学ぶ・知る

長崎・銀屋町教会で「チャリティーバイオリンコンサート」-福島の農業を支援

  •  

 長崎銀屋町教会(長崎市銀屋町)で5月6日、札幌交響楽団のコンサートマスターなどを務めたバイオリン奏者の三上亮さんを招いて福島の農業を支援するためチャリティーコンサート「~バイオリンの奏~福島に想(おも)いを寄せて」が開かれる。主催は平和と祈りコンサート実行委員会。

 「原爆が投下された長崎で、原発事故により被災した福島に思いを寄せてバイオリンコンサートを開く。いまだに続く原発事故の現状を知ってもらうのと同時に癒やしの空間を提供したい」と実行委員会担当者。

[広告]

 三上さんは6歳ごろから母親の手ほどきでバイオリンを始め、高校在学中の1993年に全日本学生音楽コンクール東京大会で2位入賞。東京芸術大学を主席で卒業した後、アメリカとスイスに音楽留学した。日本音楽コンクール第2位、ブリテン国際バイオリンコンクール特別賞受賞等、国内外で数々の賞を受賞している。帰国後、札幌交響楽団のコンサートマスターを4年間務めた。さまざまなオーケストラにゲストコンサートマスターとして招かれる傍ら、国内最高峰のコンクールである日本音楽コンクールの審査員も務めている。
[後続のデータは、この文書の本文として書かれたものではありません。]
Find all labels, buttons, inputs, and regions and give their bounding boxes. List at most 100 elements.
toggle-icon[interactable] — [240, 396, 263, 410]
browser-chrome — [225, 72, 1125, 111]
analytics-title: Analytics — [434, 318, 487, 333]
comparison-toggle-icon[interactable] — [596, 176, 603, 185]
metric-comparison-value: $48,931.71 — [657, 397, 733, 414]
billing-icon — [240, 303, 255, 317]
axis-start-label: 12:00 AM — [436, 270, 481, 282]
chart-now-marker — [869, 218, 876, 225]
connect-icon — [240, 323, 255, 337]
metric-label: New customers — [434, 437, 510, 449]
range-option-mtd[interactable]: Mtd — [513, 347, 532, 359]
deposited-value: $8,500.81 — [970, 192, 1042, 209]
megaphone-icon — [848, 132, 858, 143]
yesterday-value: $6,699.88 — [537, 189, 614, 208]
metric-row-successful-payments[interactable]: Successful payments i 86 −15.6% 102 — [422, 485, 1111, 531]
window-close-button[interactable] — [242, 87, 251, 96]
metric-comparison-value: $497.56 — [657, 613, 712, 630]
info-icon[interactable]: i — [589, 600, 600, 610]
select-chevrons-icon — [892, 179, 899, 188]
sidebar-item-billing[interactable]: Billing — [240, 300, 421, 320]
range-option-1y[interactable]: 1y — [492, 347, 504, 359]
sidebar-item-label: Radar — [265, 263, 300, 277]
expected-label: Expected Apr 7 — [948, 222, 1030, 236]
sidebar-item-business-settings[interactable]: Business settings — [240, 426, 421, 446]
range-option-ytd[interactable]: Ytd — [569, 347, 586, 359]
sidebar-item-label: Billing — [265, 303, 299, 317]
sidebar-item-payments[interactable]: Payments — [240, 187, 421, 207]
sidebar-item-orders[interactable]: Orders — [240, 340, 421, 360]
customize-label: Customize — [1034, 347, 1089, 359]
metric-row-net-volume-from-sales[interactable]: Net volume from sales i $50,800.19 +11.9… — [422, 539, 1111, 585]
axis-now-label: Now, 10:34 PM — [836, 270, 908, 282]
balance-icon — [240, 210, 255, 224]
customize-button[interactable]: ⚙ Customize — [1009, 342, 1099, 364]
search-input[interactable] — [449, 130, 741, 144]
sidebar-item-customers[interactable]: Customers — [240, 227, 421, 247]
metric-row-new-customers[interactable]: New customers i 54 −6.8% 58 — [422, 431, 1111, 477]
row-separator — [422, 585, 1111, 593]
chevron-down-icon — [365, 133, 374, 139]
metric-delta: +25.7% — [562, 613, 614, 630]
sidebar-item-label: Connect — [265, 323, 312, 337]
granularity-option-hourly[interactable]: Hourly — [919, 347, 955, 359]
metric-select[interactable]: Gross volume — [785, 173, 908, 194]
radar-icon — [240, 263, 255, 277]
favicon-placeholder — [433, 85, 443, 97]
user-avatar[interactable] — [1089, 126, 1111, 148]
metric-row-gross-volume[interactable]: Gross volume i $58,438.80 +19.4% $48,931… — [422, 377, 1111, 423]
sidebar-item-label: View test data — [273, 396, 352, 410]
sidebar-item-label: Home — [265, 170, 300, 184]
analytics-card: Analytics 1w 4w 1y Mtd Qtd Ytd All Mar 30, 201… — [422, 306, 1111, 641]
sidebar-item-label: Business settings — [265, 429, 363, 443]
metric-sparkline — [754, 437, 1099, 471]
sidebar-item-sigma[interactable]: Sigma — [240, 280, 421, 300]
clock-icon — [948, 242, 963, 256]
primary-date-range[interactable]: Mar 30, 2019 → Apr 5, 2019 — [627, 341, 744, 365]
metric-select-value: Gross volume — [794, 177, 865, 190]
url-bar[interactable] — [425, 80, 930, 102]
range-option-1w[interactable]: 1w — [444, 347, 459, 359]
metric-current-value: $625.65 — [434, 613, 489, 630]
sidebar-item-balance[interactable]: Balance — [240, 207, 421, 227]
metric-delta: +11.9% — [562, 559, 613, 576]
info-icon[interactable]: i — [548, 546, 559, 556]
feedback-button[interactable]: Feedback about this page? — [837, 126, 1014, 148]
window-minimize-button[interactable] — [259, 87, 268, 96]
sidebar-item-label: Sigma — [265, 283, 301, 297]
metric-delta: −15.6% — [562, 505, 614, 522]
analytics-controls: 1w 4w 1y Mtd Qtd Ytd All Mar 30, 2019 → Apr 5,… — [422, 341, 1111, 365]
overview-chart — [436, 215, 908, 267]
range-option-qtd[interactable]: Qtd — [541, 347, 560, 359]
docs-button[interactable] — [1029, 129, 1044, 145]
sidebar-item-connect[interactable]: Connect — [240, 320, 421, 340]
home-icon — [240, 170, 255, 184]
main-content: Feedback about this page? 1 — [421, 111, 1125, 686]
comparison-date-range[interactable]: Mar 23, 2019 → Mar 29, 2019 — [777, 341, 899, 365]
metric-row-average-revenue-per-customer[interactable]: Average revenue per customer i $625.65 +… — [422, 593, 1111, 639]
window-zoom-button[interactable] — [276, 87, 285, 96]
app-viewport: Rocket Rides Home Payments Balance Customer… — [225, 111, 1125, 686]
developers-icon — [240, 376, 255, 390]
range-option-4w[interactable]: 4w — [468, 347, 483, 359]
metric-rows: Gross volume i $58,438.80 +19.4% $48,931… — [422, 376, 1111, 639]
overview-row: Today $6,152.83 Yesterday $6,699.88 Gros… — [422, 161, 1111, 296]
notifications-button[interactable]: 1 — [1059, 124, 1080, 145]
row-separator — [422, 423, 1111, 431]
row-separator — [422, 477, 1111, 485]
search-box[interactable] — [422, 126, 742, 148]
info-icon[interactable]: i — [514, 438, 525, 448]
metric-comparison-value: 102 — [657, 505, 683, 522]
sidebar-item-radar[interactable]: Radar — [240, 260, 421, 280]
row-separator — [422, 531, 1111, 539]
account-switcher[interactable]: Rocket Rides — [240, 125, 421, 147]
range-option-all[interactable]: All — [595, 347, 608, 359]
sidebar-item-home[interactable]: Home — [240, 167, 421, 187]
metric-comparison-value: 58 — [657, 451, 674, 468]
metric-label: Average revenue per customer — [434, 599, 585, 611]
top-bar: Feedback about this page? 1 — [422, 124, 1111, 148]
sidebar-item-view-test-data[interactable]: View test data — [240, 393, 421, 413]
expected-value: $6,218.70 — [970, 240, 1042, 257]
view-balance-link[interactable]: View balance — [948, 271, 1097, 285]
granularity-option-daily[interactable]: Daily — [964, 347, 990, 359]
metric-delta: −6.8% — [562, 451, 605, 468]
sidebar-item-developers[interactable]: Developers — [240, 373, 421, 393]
ヴィルタスカルテットのメンバーとして福島県いわき市を拠点に活躍。小澤征爾さん率いるサイトウキネンオーケストラのメンバーでもある。2008年、最初のアルバム「ツィガーヌ」を発表。2013年2月にセカンドアルバム「奏」をリリースした。NHK-FM名曲リサイタル、「気ままにクラシック」などにも出演している。現在東京芸術大学非常勤講師。

 コンサートの収益金は、経費などを除いた全額を福島の農業支援活動を行うNPO法人「いわきワールド田んぼプロジェクト」に寄付する。同NPOはオーストラリア・タウンズビルの温暖な気候を利用し、3カ月交代で福島の農家とその家族を同地に呼び寄せ年4回の稲作に従事してもらい、その収益金を分配する活動を行っている。代表の白土健美さんは21年間、オーストラリアで写真会社を運営しながらプロカメラマンとして活躍していたが、実家の事情で2006年に帰国。東日本大震災の際、いわき市にある白土さんの自宅は半壊した。放射能汚染のために希望を失いかけていたが、「未来の子どもたちのために何とかしなければ」と決意。いわき市と姉妹都市であるオーストラリア・タウンズビルに渡り、日本のコメ作りを始めたという。

 同担当者は「このプロジェクトを支援することで、福島の農業者が放射能で被ばくした体をリフレッシュしながら夢と希望を持って安全な農作物を作ってもらえる。まだ30席ほど残っているので、ぜひ聴きに来てほしい」と呼び掛ける。

 開場14時、開演14時30分。参加費は2,000円(当日券は2,500円)。小学生以下無料。定員120人。